The engineered ALICE sensor (ALICEsen) effectively detected various viruses belonging to seven different genera. The system exhibited minimal basal expression in the absence of virus and high induction ratios upon viral infection. The ALICEim system successfully induced production of IFN-α and IFN-β, resulting in broad-spectrum antiviral activity. ALICECas9 cells demonstrated targeted deletion of viral genes, leading to significant reduction in viral replication. ALICEAb cells efficiently reduced viral load through antibody-mediated neutralization. The dual-output ALICEsaCas9+Ab system showed significantly enhanced antiviral activity compared to single-output systems, both in vitro and in vivo. In mouse models, ALICEsaCas9+Ab cells, delivered via hyaluronic acid hydrogels, effectively reduced viral titers in various organs even when treatment was initiated after infection. The long-term antiviral activity of ALICEsaCas9+Ab cells in mice was also confirmed. In an HSK mouse model, AAV-delivered ALICEsaCas9+Ab effectively eliminated viruses from corneas to trigeminal ganglia (TG), reducing disease severity. Importantly, the dual-output system showed synergy, outperforming single-output systems and low-dose acyclovir (ACV). The ALICE system demonstrated self-protection against viral infection. In vivo studies demonstrated that dual-output ALICE systems significantly reduced viral loads in mouse organs at various times after infection.

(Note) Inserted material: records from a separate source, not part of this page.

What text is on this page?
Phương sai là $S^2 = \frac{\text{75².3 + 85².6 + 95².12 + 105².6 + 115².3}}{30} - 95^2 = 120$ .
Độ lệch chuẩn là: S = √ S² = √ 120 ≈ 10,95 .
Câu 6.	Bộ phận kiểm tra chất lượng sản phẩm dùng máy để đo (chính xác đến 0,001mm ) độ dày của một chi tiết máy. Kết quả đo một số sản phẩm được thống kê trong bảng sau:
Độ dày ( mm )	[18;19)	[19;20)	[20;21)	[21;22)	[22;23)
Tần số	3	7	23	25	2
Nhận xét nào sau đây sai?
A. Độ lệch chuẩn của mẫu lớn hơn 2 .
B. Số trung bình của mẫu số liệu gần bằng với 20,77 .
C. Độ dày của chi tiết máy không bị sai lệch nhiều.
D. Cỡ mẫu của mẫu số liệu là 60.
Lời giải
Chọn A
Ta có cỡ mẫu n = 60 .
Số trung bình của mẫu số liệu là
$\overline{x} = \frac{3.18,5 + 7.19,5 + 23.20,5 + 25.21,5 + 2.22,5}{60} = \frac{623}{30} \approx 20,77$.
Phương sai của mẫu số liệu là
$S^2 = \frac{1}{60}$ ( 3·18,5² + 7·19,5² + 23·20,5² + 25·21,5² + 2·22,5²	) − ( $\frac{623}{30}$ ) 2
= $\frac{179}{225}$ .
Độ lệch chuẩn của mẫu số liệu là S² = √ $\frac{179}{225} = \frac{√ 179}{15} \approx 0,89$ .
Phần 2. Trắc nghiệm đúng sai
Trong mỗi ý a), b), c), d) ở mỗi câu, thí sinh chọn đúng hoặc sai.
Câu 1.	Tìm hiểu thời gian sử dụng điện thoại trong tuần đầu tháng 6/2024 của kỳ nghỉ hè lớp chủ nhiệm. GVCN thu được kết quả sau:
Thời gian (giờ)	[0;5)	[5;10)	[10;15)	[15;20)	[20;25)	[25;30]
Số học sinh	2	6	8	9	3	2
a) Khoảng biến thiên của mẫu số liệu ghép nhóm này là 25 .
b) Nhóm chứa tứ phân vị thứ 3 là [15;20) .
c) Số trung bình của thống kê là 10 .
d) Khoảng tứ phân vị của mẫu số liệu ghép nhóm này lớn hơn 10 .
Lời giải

This study successfully demonstrated the development and application of engineered ALICE cells as a novel antiviral platform. The modular design of the system allows for flexibility in tailoring the antiviral response, including incorporating different sensors, effectors, and delivery methods. The ALICE system's ability to detect and mitigate infections before symptom onset is particularly valuable, especially in immunocompromised individuals. The combination of multiple antiviral mechanisms (cytokines, Cas9, neutralizing antibodies) within a single cellular system enhances antiviral efficacy and reduces the likelihood of drug resistance. The successful use of AAV vectors for delivering the system to the trigeminal ganglia in the HSK mouse model opens the way for long-term therapy. The results highlight the potential of ALICE systems to address challenges associated with conventional antiviral therapies. The demonstrated antiviral efficacy in mice suggests that these immune-like designer cells could have significant clinical applications in combating refractory viral infections.

This research successfully engineered and validated autonomous, intelligent, virus-inducible immune-like (ALICE) cells as a novel antiviral platform. The modular design and demonstrable in vivo efficacy in multiple mouse models suggest broad potential for clinical application against a wide range of viral diseases. Future research should focus on optimizing the system for different viral targets, exploring alternative delivery methods, and conducting comprehensive preclinical studies to advance towards clinical translation.

The study primarily focused on HSV-1 infection in mice. Further research is needed to assess the effectiveness of ALICE systems against other viruses and in different animal models, particularly those reflecting human immune responses. The long-term safety and biocompatibility of the ALICE system in humans remain to be evaluated. The hydrogel-based delivery method, while effective in this study, may not be optimal for all clinical applications. While the study showed promising results, further investigation is needed to explore the system's utility in humans.